Co-operate with Nature

What is the right and safe way of treating diseases?

H. T. Edge — The physical part of the treatment should be left to the doctor, who, if he is a wise physician, will pay much less attention to the administration of drugs than to assisting nature to do her own powerful remedial work. The patient should assist the remedial process by adapting his mind as much as possible to the circumstances. Realizing that a remedial process is going on, he will accept it as such, instead of rebelling against it. And he will endeavor, by living as healthily as he knows how, mentally, morally, and physically, to avoid setting up any further discordant conditions which would have to be cleared out of the system in the same painful way.

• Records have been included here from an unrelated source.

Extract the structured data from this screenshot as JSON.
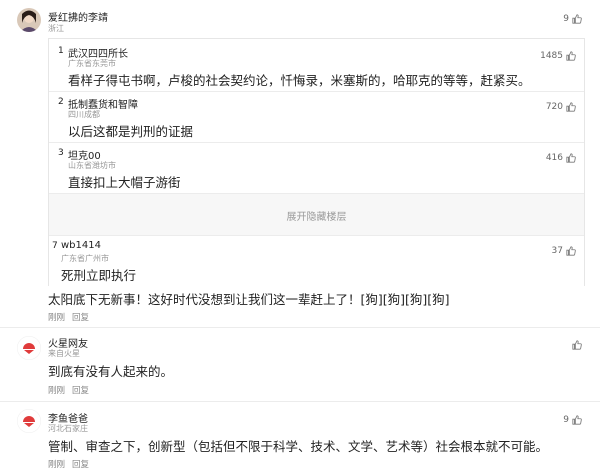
{
  "comments": [
    {
      "author": "爱红拂的李靖",
      "location": "浙江",
      "likes": "9",
      "replies": [
        {
          "index": "1",
          "author": "武汉四四所长",
          "location": "广东省东莞市",
          "text": "看样子得屯书啊，卢梭的社会契约论，忏悔录，米塞斯的，哈耶克的等等，赶紧买。",
          "likes": "1485"
        },
        {
          "index": "2",
          "author": "抵制蠢货和智障",
          "location": "四川成都",
          "text": "以后这都是判刑的证据",
          "likes": "720"
        },
        {
          "index": "3",
          "author": "坦克00",
          "location": "山东省潍坊市",
          "text": "直接扣上大帽子游街",
          "likes": "416"
        }
      ],
      "expand_label": "展开隐藏楼层",
      "last_reply": {
        "index": "7",
        "author": "wb1414",
        "location": "广东省广州市",
        "text": "死刑立即执行",
        "likes": "37"
      },
      "text": "太阳底下无新事！这好时代没想到让我们这一辈赶上了！[狗][狗][狗][狗]",
      "time": "刚刚",
      "reply_label": "回复"
    },
    {
      "author": "火星网友",
      "location": "来自火星",
      "text": "到底有没有人起来的。",
      "time": "刚刚",
      "reply_label": "回复"
    },
    {
      "author": "李鱼爸爸",
      "location": "河北石家庄",
      "likes": "9",
      "text": "管制、审查之下，创新型（包括但不限于科学、技术、文学、艺术等）社会根本就不可能。",
      "time": "刚刚",
      "reply_label": "回复"
    }
  ],
  "colors": {
    "brand_red": "#e03b3b",
    "link_gray": "#999999"
  }
}
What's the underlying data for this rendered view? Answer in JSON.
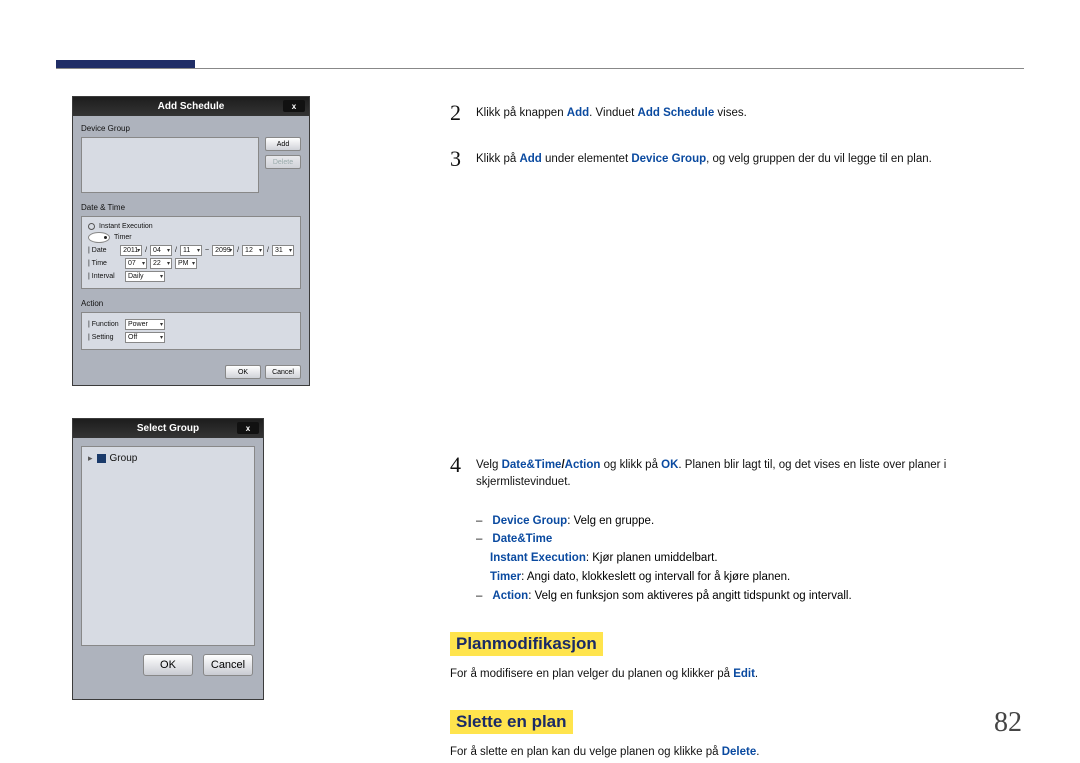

He should try to forget his complaint rather than to focus his attention on it. It is well known that people sometimes dwell on their complaints until they make them worse and believe themselves to have diseases which they have not; they become hypochondriacs or valetudinarians. The same thing can happen to those who try to drive away their complaint by concentrating on it; the disease feeds by attention, and besides the treatment is likely to be without knowledge and unskillful.